Estamos diante de uma mudança nas fronteiras desses países?

É possível. A mudança mais dramática seria, nesse caso, a emergência de um Estado curdo. Já temos um território curdo no Iraque e outro na Síria. Pode haver áreas curdas também na Turquia e no Irã, no futuro.

Uma divisão informal ou um Estado propriamente dito?

Informal, o que não seria uma novidade no Oriente Médio. Por exemplo, a região curda do Iraque é uma espécie de administração informal, um território autônomo. Em muitas partes do Oriente Médio, há condições caóticas, sem um reconhecimento formal.

O sr. diria que o conceito de Estado era alienígena à região, quando esses países foram criados?

Acho que o problema real não é a divisão, mas o fato de que tiranos lideraram esses países por décadas. As pessoas estão cansadas e querem alguma coisa outra. Por isso temos visto insurgência da Tunísia ao Bahrein.

Mas, em alguns países, a situação parece ter piorado. O Egito vive uma crise democrática, por exemplo.

A insurgência é necessária. É melhor que tenha começado agora do que depois. Seria melhor há dez anos, mas não foi. Os resultados parecem ruins, às vezes horríveis, mas acho que derrubar tiranos é um processo pelo qual o Oriente Médio precisa passar.

Como os alauitas tomaram o poder na Síria, sendo uma minoria?

O poder colonial francês encorajou grupos não sunitas a tomar parte no Exército. Assim, os alauitas [11% da população síria] ganharam uma presença desproporcional nas Forças Armadas.

Além disso, eles tinham também presença desproporcional no partido hoje governista Baath, e em 1966 eles tomaram o poder, liderando o país por meio século. A ira dos sunitas [74% no país] cresceu e cresceu.

Uma minoria governando a maioria, como no Iraque?

Sim, mas o oposto. A diferença é que, no Iraque, sunitas lideraram o país. Na Síria, eles foram liderados. Mas sunitas têm uma expectativa histórica de que eles têm de estar no poder. Por isso, a angústia na Síria é ainda maior.
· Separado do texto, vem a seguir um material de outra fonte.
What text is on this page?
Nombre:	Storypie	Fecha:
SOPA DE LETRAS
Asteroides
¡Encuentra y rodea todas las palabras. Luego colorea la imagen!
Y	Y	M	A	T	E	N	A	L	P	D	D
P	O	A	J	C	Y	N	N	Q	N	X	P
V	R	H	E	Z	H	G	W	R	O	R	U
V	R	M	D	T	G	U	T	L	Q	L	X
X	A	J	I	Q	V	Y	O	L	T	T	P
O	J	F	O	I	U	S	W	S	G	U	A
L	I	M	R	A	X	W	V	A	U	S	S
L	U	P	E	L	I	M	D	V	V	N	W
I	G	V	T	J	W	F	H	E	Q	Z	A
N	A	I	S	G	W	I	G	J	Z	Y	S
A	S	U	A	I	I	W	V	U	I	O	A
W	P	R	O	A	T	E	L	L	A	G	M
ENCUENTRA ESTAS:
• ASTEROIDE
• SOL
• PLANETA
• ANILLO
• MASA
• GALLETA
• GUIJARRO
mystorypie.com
Historicamente, xiitas estiveram sob o controle dos sunitas. Assim, o cenário iraquiano era uma situação normal, na região. A Síria, por sua vez, é uma circunstância inesperada.

Os EUA vão intervir na Síria?

Não acho que a intervenção, se ocorrer, será grande. Barack Obama foi eleito em parte para encerrar o envolvimento americano no Oriente Médio. A participação nesses conflitos é impopular. Além disso, no caso da Síria, não há ninguém por quem lutar. Os rebeldes são tão horríveis quanto o regime.

Depois da invasão do Iraque (2003), vista por alguns como um fracasso, a perspectiva para intervenções no Oriente Médio mudou?

Eu não diria que a invasão do Iraque foi um fracasso. Livrar o país do ex-ditador Saddam Hussein foi um benefício regional, mesmo com os problemas que surgiram depois [o país vive, hoje, violento conflito sectário]. Mas o mais importante é que tanto o regime quanto os rebeldes na Síria são extremamente repulsivos ao Ocidente.

O Ocidente não está mais próximo dos rebeldes do que do regime?

Sim, mas não o suficiente para representar uma diferença significativa.